L’UNICEF possède une forte empreinte opérationnelle au Burkina Faso, au Mali et au Niger : quelque 600 membres de son personnel travaillent dans les trois bureaux de pays et les 12 bureaux auxiliaires, dont certains sont implantés dans les zones les plus instables. Les différentes formes d’appui privilégiées par l’UNICEF consistent notamment à :
- Garantir la continuité des services. En 2022, en coopération avec ses partenaires locaux, l’UNICEF au Mali a vacciné plus de 385 000 enfants contre la rougeole, tandis qu’au Niger, l’UNICEF et ses partenaires ont administré un traitement vital à 400 000 enfants atteints de malnutrition sévère. Au Burkina Faso, l’organisation a permis à plus de 740 000 enfants non scolarisés de bénéficier d’un soutien en matière d’éducation et d’acquisition des compétences de la vie courante grâce à des programmes formels et informels proposant notamment un enseignement dispensé par voie radiophonique.
- Renforcer la protection des enfants touchés par les conflits armés. En coopération avec ses partenaires, l’UNICEF prend en charge de manière intensive et pendant plusieurs mois les enfants libérés par les groupes armés ou victimes d’autres violations de leurs droits, et les aide à réintégrer leur famille et leur communauté. L’organisation s’attache par ailleurs à réunir les enfants séparés de leur famille avec leurs proches ou à fournir aux enfants non accompagnés une protection de remplacement adaptée.

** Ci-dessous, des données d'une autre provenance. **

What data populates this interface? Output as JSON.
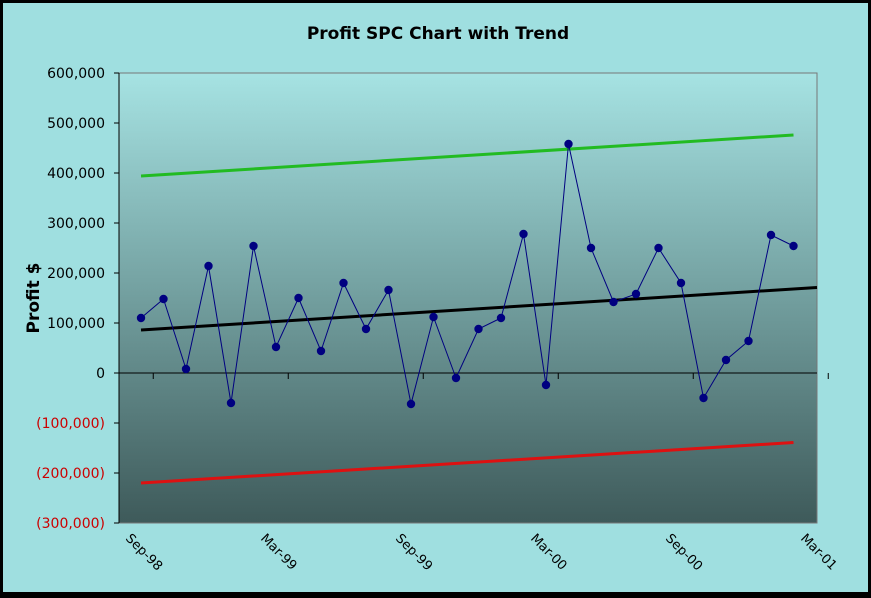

- Mobiliser les jeunes et les doter de compétences pour qu’ils puissent améliorer la qualité de vie, renforcer l’employabilité et consolider la paix au sein de leurs communautés. Ainsi, au Bénin, plus de 4 700 adolescents vivant dans les régions frontalières du nord ont été formés pour devenir éducateurs ou éducatrices pour leurs pairs, et fournir des informations fiables sur le mariage d’enfants, les grossesses précoces, le harcèlement et les atteintes sexuels, ainsi que sur les endroits où chercher de l’aide.
- Distribuer des fournitures vitales dans les zones difficiles d’accès. En 2022 par exemple, l’UNICEF au Niger a fait parvenir des fournitures d’urgence à plus de 60 000 personnes déplacées en raison de l’insécurité ou des inondations.
Points forts
Le conflit armé qui sévit dans la région du Sahel central touche de plus en plus d’enfants, mettant en grave péril leur existence et leur avenir. À mesure que les affrontements militaires s’intensifient et que les tactiques atteignent des niveaux de violence inédits, les enfants sont directement pris pour cible par les groupes armés non étatiques qui opèrent dans de larges parties du Mali et du Burkina Faso, et de plus en plus au Niger.